Blockade comes to end
Posted By JEREMY ASHLEY AND W. BRICE MCVICAR,
THE BELLEVILLE INTELLIGENCER [Ontario]
Saturday, June 13, 2009
Motorists are once again able to cross the Skyway Bridge after protesters who had closed the Highway 49 fixed link for six days left the scene without incident.
It was just after 5 p. m. on Friday when the small blockade preventing vehicles from crossing the bridge was removed.
“We left on our own terms,” a female protester told The Intelligencer. “It’s contingent with our boys on bail and that’s all I can say.”
The protester was referring to 13 individuals who were arrested and charged at the protest scene early Friday morning. Napanee OPP detachment commander Pat Finnegan confirmed Shawn Brant was among those arrested.
It was at approximately 6:30 a. m. when the OPP’s Public Order Unit arrived at the scene and, after Tyendinaga Mohawk Police Service officers — who were in control of the scene throughout the protest — advised protesters they should move or be arrested, the OPP team moved in, police said.
During the arrests, police said a Tyendinaga Police Service officer sustained an injury to his hand and two protesters were taken to hospital with injuries. One was treated for a minor injury, the other remains at hospital complaining of back and shoulder pain.
“The decision to remove the protesters was a joint policing decision made after all other avenues to finding a resolution to the road closure were exhausted,” Sgt.

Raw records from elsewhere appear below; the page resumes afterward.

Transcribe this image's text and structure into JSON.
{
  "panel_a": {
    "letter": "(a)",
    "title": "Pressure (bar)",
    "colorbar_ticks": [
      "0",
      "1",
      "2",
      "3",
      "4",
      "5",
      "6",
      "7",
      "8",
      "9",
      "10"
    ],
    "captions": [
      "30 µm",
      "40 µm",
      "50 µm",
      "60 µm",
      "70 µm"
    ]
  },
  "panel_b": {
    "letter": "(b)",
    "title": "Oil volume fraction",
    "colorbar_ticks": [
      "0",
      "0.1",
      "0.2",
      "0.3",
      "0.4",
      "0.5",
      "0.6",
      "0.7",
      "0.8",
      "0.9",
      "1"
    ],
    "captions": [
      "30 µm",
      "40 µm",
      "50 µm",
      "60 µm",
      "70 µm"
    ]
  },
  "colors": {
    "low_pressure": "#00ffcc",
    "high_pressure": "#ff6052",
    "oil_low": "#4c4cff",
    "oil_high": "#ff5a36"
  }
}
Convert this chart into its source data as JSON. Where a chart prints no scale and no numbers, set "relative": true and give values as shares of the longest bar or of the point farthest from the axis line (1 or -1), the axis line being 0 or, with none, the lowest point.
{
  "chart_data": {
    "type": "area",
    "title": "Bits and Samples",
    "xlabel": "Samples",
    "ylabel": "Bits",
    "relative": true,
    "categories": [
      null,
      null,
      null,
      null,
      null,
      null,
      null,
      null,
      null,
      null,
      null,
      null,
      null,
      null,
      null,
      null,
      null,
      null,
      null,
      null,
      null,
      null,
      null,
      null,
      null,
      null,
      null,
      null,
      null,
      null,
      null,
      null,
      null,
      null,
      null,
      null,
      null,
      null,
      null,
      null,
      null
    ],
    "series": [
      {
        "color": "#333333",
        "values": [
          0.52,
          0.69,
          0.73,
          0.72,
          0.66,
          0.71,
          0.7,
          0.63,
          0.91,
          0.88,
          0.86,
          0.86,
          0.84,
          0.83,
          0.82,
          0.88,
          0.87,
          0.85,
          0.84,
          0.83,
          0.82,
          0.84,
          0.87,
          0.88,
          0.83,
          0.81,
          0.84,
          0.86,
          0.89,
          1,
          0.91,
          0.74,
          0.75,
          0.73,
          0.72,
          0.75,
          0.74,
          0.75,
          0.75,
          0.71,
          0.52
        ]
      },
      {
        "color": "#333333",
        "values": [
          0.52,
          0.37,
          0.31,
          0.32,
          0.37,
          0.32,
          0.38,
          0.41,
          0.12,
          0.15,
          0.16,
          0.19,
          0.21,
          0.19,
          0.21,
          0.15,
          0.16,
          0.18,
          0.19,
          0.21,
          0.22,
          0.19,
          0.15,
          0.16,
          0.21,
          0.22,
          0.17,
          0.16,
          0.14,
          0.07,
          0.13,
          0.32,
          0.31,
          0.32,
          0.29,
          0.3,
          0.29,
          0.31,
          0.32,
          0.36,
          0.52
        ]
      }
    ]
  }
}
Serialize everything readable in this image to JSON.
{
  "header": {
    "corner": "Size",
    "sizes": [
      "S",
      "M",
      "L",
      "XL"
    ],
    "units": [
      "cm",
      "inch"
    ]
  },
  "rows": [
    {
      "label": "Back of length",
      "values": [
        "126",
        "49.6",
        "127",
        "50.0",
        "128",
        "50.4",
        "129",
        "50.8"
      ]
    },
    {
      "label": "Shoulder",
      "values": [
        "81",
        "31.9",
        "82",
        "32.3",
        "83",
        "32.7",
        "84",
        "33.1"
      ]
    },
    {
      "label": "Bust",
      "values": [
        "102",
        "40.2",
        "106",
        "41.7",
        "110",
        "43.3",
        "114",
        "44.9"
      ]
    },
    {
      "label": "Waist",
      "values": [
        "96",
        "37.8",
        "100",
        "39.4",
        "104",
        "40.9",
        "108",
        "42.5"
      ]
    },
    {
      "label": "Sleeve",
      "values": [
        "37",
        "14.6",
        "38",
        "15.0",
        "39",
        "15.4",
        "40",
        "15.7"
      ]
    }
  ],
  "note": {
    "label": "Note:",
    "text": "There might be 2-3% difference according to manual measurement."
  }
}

Kristine Rae said.
By midmorning, police had assumed the original position the protesters held since Sunday evening in support of Akwesasne Mohawks.
That position was lost later in the morning, however, when as many as two dozen protesters blocked access to Bayshore Road, while others — namely native dissident Jerome Barnhart — loudly ordered media and the public away from the scene. A short time later the protesters resumed their original position and were again preventing vehicles from crossing the bridge.
Clad in camouflage and wearing white sneakers, Barnhart barreled across Highway 49 shortly after 8:30 a. m. barking orders that all media “should get away from here right now.”
“You need to leave right now, or else,” he said, his finger now pointing down the highway.
“The CBC is not allowed here and neither are you. Get the f–k out. And don’t be pulling off the road down there … we’re going to be watching you and where you go.”
A vehicle with individuals from the protest group followed the retreating reporter from the scene.
An OPP helicopter was circling the scene throughout the day and a police marine unit was nearby, Finnegan said.
There was a heavy police presence around the bridge, including several dozen officers and vehicles parked at the Picton Arena and another, smaller group of officers at Centennial Park in Deseronto.
Finnegan confirmed his concerns that if the bridge had remained closed during the weekend there could have been clashes between the protesters and people from neighbouring communities, including tourists.
He also said Mohawks of the Bay of Quinte Chief R. Donald Maracle requested the OPP help the Tyendinaga Mohawk Police clear the bridge.
Meanwhile, support among Mohawks for the protesters in both Akwesasne and Tyendinaga — who are not all natives — appeared to have bottomed-out, according to sources on both reserves.
As many as 100 Mohawks from Tyendinaga who are opposed to Brant’s actions confronted him and his followers Thursday evening at the bridge site, demanding he and others remove themselves from the scene.
Also, earlier this week, The Intelligencer has learned, the Rooseveltown, New York, long house of the Mohawk Nation Council of Chiefs representing Mohawk, Oneida, Onondaga, Cayuga, Seneca and Tuscarora peoples, — ‘Haudenosaunee’– formally asked Shawn Brant to remove the roadblock. The message was sent to Brant formally, through Tyendinaga police chief Ron Maracle.
The longhouse is considered the epicentre of the Mohawk community.
Brant had earlier claimed he had support of Akwsasne “clan mothers.”
As well, earlier this week representatives of the band council of Akwesasne — the elected native municipal leaders — voiced displeasure with Brant’s actions, claiming it could negatively impact the situation in their community.